Tuesday, March 1, 2011

[Game Review] Assassin's Creed 2

I played the first Assassin's Creed a year ago, and I enjoyed it very much. (Click the link to read my review of the first game). It had some flaws, but overall it was a solid game, especially since I paid almost nothing for it. In many things - games, books, and movies especially - we hope that sequels will manage to capture what we liked about the original and then improve upon it. All too often, they fail to achieve either or both of those goals. Assassin's Creed 2 is the happy exception.

Assassin's Creed 2 managed to maintain much of the feel of the original game, from the historic settings to the combat moves and the relatively open nature of the gameplay. It downplayed the need to perform a wide variety of side missions in each city, concentrating instead on the main storyline. But it made up for that by making the main storyline extremely compelling.

Sadly, some of the original's flaws carried over as well. For instance, it's often incredibly frustrating to get your character to move precisely where and how you want, even when you use the controls precisely as designed. The ONLY time I found myself cursing this game was when I would follow a pickpocket all over town, finally catch up to him, and then somehow swing my fist at empty air instead of clouting him soundly like I should have. Or when the game would cause my character to jump off in some random direction that had nothing to do with the keystrokes I entered, for no apparent reason, and usually get me killed. Man I hated that. It was especially frustrating because, much of the time, the game is really, really smooth about figuring out where you wanted your guy to go, so he could effortlessly swing and jump from one precarious perch to the next.
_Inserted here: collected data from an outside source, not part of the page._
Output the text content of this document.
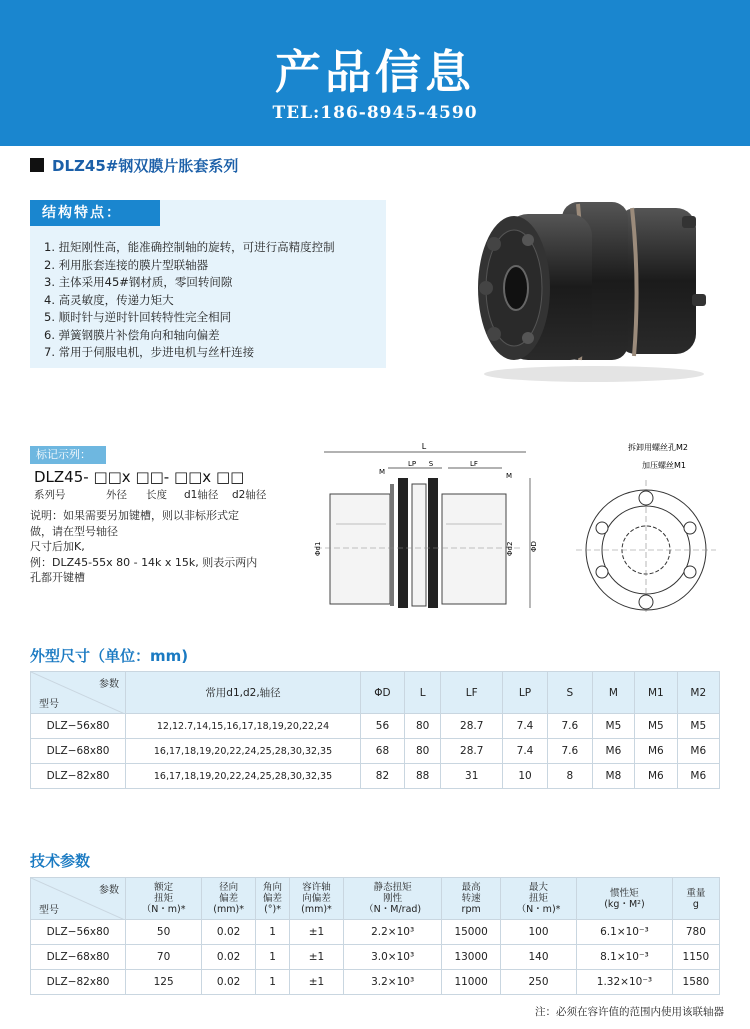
产品信息
TEL:186-8945-4590
DLZ45#钢双膜片胀套系列
结构特点：
1. 扭矩刚性高，能准确控制轴的旋转，可进行高精度控制
2. 利用胀套连接的膜片型联轴器
3. 主体采用45#钢材质，零回转间隙
4. 高灵敏度，传递力矩大
5. 顺时针与逆时针回转特性完全相同
6. 弹簧钢膜片补偿角向和轴向偏差
7. 常用于伺服电机，步进电机与丝杆连接
标记示列：
DLZ45- □□x □□- □□x □□
系列号	外径 长度 d1轴径 d2轴径
说明：如果需要另加键槽，则以非标形式定
做，请在型号轴径
尺寸后加K,
例：DLZ45-55x 80 - 14k x 15k, 则表示两内
孔都开键槽
L
LP S	LF
M	M
Φd1	Φd2 ΦD
拆卸用螺丝孔M2
加压螺丝M1
外型尺寸（单位：mm)
参数
型号	常用d1,d2,轴径	ΦD	L	LF	LP	S	M	M1	M2
DLZ−56x80	12,12.7,14,15,16,17,18,19,20,22,24	56	80	28.7	7.4	7.6	M5	M5	M5
DLZ−68x80	16,17,18,19,20,22,24,25,28,30,32,35	68	80	28.7	7.4	7.6	M6	M6	M6
DLZ−82x80	16,17,18,19,20,22,24,25,28,30,32,35	82	88	31	10	8	M8	M6	M6
技术参数
参数
型号	额定
扭矩
（N・m)*	径向
偏差
(mm)*	角向
偏差
(°)*	容许轴
向偏差
(mm)*	静态扭矩
刚性
（N・M/rad)	最高
转速
rpm	最大
扭矩
（N・m)*	惯性矩
(kg・M²)	重量
g
DLZ−56x80	50	0.02	1	±1	2.2×10³	15000	100	6.1×10⁻³	780
DLZ−68x80	70	0.02	1	±1	3.0×10³	13000	140	8.1×10⁻³	1150
DLZ−82x80	125	0.02	1	±1	3.2×10³	11000	250	1.32×10⁻³	1580
注：必须在容许值的范围内使用该联轴器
So when that capability failed - when the game not only didn't figure out what you were trying to do, but actually did something fatally contrary to what you were explicitly telling it to do - it was doubly frustrating.

This game actually involves the same "character," in the sense that you're playing a modern-era man who is descended from the "assassins" in the game. He is able to use these high-tech machines to enter a virtual world with his mind, where adventures from his ancestors are recreated. This allows him to explore where they lived, learn what they knew, and investigate people, places, and hidden clues that offer up information he and his cohorts can use in present day. The first time, he lived life in the body of an assassin in the Middle East during the time of the crusades. In the sequel, he takes on the identity of a Florentine nobleman who must avenge his family and continue to fight against the evil Templars, who continue to plot world domination right up through the present day.

Other changes include a wide array of different weapons, a home base that you can enter pretty much whenever you like, and money that's used to procure your new weapons and armor, as well as to make improvements to your home town. The weapons give you steadily increasing combat effectiveness throughout the game. The introduction of money, however, was somewhat clumsy. By midway through the game, I had such a ridiculous amount of money that it ceased to have any meaning for me. Only in the very earliest stages of the game did I ever make any real decisions based on what I could afford.

Lastly, the sequel introduced a series of puzzle-style mini-games, where you had to unravel the pieces of a mystery by finding and then decoding them one at a time. I found these mini-games extremely tedious, and most of them I only managed to solve by randomly clicking stuff until something positive happened.

Overall, though, Assassin's Creed 2 was a worthy successor to the original, and just as much fun to play. Better still, it didn't shoehorn you into a single fighting style at the very end, which really affected my ability to fully enjoy the first game. The game didn't feel quite as open as the first one - I was encouraged more to follow a prescribed series of quests in order - and I'm not sure there was quite as much strategy involved as in the first game. Still, it kept me cheerfully occupied for a couple of weeks, and that's really what I ask my games to do for me. I look forward to the forthcoming Assassin's Creed: Brotherhood to be released for the PC, and then a year later I can buy it when it's suitably discounted.

I rate Assassin's Creed 2 an A- and recommend it highly!